From our experience, we have noticed a pattern. The Bedrock defaults are good enough to get a pilot project running. But the moment the system has to handle production document volumes, complex queries, or multiple tenants, things start breaking. And, the architecture decisions that get postponed are usually the ones that needed to be made on day one, because the defaults made everything look fine.
So, we changed our approach. We test the default chunking against a representative sample of the document set before we ingest anything at scale. We write refusal instructions into the system prompt before the first user query. We decide on the multi-tenancy pattern based on where the customer count will be in the coming years, not where it is at launch. We add metadata filtering to the query layer before the document count grows past a few thousand, and we keep reranking in the architecture from launch, with an asynchronous path for the queries that need it.
Whether you are planning a Bedrock RAG implementation or already running into one of these problems in production, our AWS developers can come in and work through it with your team.
Frequently Asked Questions (FAQs)
Running RAG on Bedrock involves three cost areas: token-based inference on the foundation model, the vector store behind the Knowledge Base, and add-ons like Guardrails or reranking. OpenSearch Serverless, the default vector store, runs roughly $345 per month for storage alone before any query traffic. For systems with light query traffic, that fixed cost often exceeds the inference cost.
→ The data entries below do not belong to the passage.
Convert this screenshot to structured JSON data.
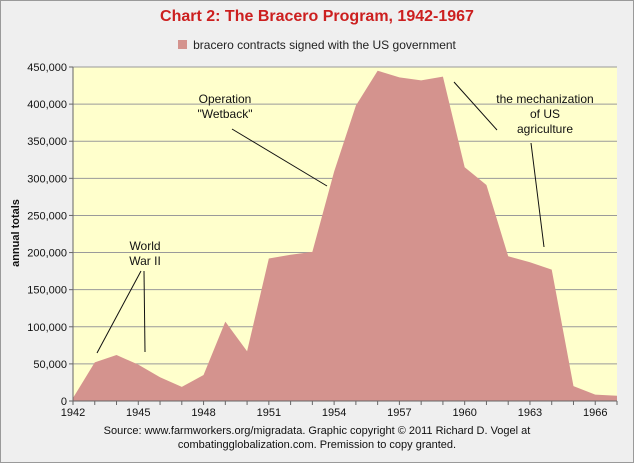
{
  "chart_data": {
    "type": "area",
    "title": "Chart 2:  The Bracero Program, 1942-1967",
    "ylabel": "annual totals",
    "xlabel": "",
    "series": [
      {
        "name": "bracero contracts signed with the US government",
        "color": "#d4938e",
        "x": [
          1942,
          1943,
          1944,
          1945,
          1946,
          1947,
          1948,
          1949,
          1950,
          1951,
          1952,
          1953,
          1954,
          1955,
          1956,
          1957,
          1958,
          1959,
          1960,
          1961,
          1962,
          1963,
          1964,
          1965,
          1966,
          1967
        ],
        "values": [
          4000,
          52000,
          62000,
          49000,
          32000,
          19000,
          35000,
          107000,
          67000,
          192000,
          197000,
          201000,
          309000,
          398000,
          445000,
          436000,
          432000,
          437000,
          315000,
          291000,
          195000,
          187000,
          177000,
          20000,
          8600,
          7000
        ]
      }
    ],
    "xlim": [
      1942,
      1967
    ],
    "ylim": [
      0,
      450000
    ],
    "x_ticks": [
      "1942",
      "1945",
      "1948",
      "1951",
      "1954",
      "1957",
      "1960",
      "1963",
      "1966"
    ],
    "y_ticks": [
      "0",
      "50,000",
      "100,000",
      "150,000",
      "200,000",
      "250,000",
      "300,000",
      "350,000",
      "400,000",
      "450,000"
    ],
    "grid": "horizontal",
    "legend_position": "top",
    "plot_background": "#ffffcc",
    "annotations": [
      {
        "lines": [
          "World",
          "War II"
        ]
      },
      {
        "lines": [
          "Operation",
          "\"Wetback\""
        ]
      },
      {
        "lines": [
          "the mechanization",
          "of US",
          "agriculture"
        ]
      }
    ],
    "source_lines": [
      "Source: www.farmworkers.org/migradata. Graphic copyright © 2011 Richard D. Vogel at",
      "combatingglobalization.com. Premission to copy granted."
    ]
  }
}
The Bedrock RAG Evaluation has been generally available since March 2025. It scores context relevance, coverage, correctness, completeness, and faithfulness using an LLM-as-a-judge model. For production RAG on Bedrock builds, pair it with a golden dataset of 100 to 200 question-answer pairs that match your actual query distribution. Run the evaluation on every ingestion cycle.
Claude is the most common generation model on RAG on Bedrock builds because of its strong reasoning over retrieved context. For embeddings, Titan v2 works well on general English content. Cohere Embed performs better on multilingual or domain-specific corpora like legal or medical text. Evaluate two or three options on a 50-pair sample from your actual document set before committing.